Le Tribunal Administratif de Montreuil a été saisi d'une demande de référé-suspension concernant le refus de délivrance d'un titre de séjour à un ressortissant malien. Le juge a rejeté la demande, estimant que le requérant n'avait pas démontré l'existence d'une situation d'urgence justifiant la suspension de la décision préfectorale. La décision s'appuie sur les conditions posées par l'article L. 521-1 du code de justice administrative.
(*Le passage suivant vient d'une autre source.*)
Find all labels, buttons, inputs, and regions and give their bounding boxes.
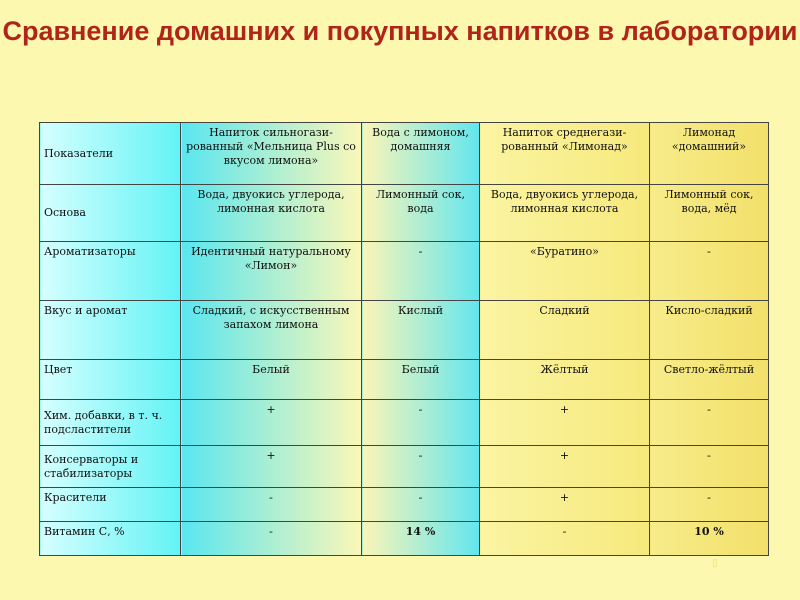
table-row [40, 185, 769, 242]
table-cell: Сладкий, с искусственным запахом лимона [181, 301, 362, 360]
table-row [40, 522, 769, 556]
table-cell: + [181, 446, 362, 488]
table-cell: - [650, 242, 769, 301]
row-label: Основа [40, 185, 181, 242]
header-cell: Напиток среднегази-рованный «Лимонад» [480, 123, 650, 185]
table-cell: Светло-жёлтый [650, 360, 769, 400]
table-cell: Кисло-сладкий [650, 301, 769, 360]
table-cell: Жёлтый [480, 360, 650, 400]
table-cell: Белый [181, 360, 362, 400]
header-cell: Лимонад «домашний» [650, 123, 769, 185]
table-row [40, 301, 769, 360]
table-cell: - [650, 488, 769, 522]
header-cell: Вода с лимоном, домашняя [362, 123, 480, 185]
table-cell: Идентичный натуральному «Лимон» [181, 242, 362, 301]
table-cell: - [362, 488, 480, 522]
header-row [40, 123, 769, 185]
vitamin-c-value: 14 % [362, 522, 480, 556]
table-row [40, 446, 769, 488]
table-row [40, 242, 769, 301]
table-cell: - [181, 488, 362, 522]
row-label: Витамин С, % [40, 522, 181, 556]
table-cell: + [480, 446, 650, 488]
row-label: Цвет [40, 360, 181, 400]
table-cell: + [181, 400, 362, 446]
table-cell: Вода, двуокись углерода, лимонная кислота [181, 185, 362, 242]
table-cell: + [480, 488, 650, 522]
table-cell: - [650, 400, 769, 446]
table-cell: - [181, 522, 362, 556]
slide-title: Сравнение домашних и покупных напитков в лаборатории [2, 16, 798, 46]
table-cell: Сладкий [480, 301, 650, 360]
table-cell: - [480, 522, 650, 556]
row-label: Вкус и аромат [40, 301, 181, 360]
table-cell: Лимонный сок, вода, мёд [650, 185, 769, 242]
vitamin-c-value: 10 % [650, 522, 769, 556]
table-row [40, 400, 769, 446]
header-cell: Напиток сильногази-рованный «Мельница Plus со вкусом лимона» [181, 123, 362, 185]
row-label: Хим. добавки, в т. ч. подсластители [40, 400, 181, 446]
header-cell: Показатели [40, 123, 181, 185]
table-cell: Кислый [362, 301, 480, 360]
table-cell: - [362, 242, 480, 301]
table-cell: - [650, 446, 769, 488]
row-label: Ароматизаторы [40, 242, 181, 301]
table-cell: Белый [362, 360, 480, 400]
table-cell: Вода, двуокись углерода, лимонная кислота [480, 185, 650, 242]
table-cell: Лимонный сок, вода [362, 185, 480, 242]
table-row [40, 360, 769, 400]
table-cell: - [362, 400, 480, 446]
table-row [40, 488, 769, 522]
corner-mark-icon: ▯ [712, 558, 718, 569]
table-cell: + [480, 400, 650, 446]
table-cell: - [362, 446, 480, 488]
row-label: Консерваторы и стабилизаторы [40, 446, 181, 488]
comparison-table [39, 122, 769, 556]
table-cell: «Буратино» [480, 242, 650, 301]
row-label: Красители [40, 488, 181, 522]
Le Tribunal Administratif de Cergy-Pontoise, statuant en référé, a rejeté la requête d'un ressortissant algérien demandant l'injonction au préfet de le convoquer pour le dépôt de sa demande de titre de séjour. Le juge a estimé que le requérant, qui sollicitait une admission exceptionnelle au séjour sur le fondement de l'accord franco-algérien, ne justifiait pas de l'urgence particulière requise par l'article L. 521-3 du code de justice administrative. Le délai de traitement de sa demande, déposée quinze mois auparavant, n'a pas été considéré comme anormalement long au regard des circonstances de l'espèce.
Avocat : MORIN
Le Tribunal Administratif de Cergy-Pontoise, statuant en référé, a rejeté la demande de suspension d'une décision implicite de rejet de renouvellement de titre de séjour. Le juge a estimé que la requérante, épouse d'un Français, n'avait pas démontré l'existence d'un doute sérieux sur la légalité de la décision, notamment en raison de l'absence de saisine préalable de la commission du titre de séjour. La demande a été examinée sur le fondement de l'article L. 521-1 du code de justice administrative et des dispositions du code de l'entrée et du séjour des étrangers et du droit d'asile.
Avocat : HADDAG AMOKRANE
Le Tribunal administratif de Cergy-Pontoise, statuant en référé-suspension, rejette la demande de Mme A... visant à suspendre son arrêté d'expulsion et son assignation à résidence. Le juge estime que les moyens soulevés, notamment au regard de l'article 8 de la CEDH et de l'intérêt supérieur de ses enfants français, ne sont pas de nature à créer un doute sérieux sur la légalité des mesures. La condition d'urgence, bien que présumée pour l'expulsion, ne suffit pas à obtenir la suspension en l'absence d'un tel doute sur le fond.
Avocat : SIMON
Le Tribunal Administratif de Bastia a rejeté la requête de Mme C... visant à annuler la décision implicite de rejet du maire de Sisco, qui avait refusé d'intervenir contre les nuisances sonores causées par des aboiements de chiens. Le tribunal a jugé que les nuisances constatées, bien que réelles, ne caractérisaient pas un péril grave pour l'ordre ou la tranquillité publique justifiant une mesure de police obligatoire, d'autant que le maire avait déjà pris des mesures préventives. La décision s'appuie sur les articles L. 2212-2 du code général des collectivités territoriales, définissant les pouvoirs de police municipale, et L. 761-1 du code de justice administrative concernant les frais de procédure.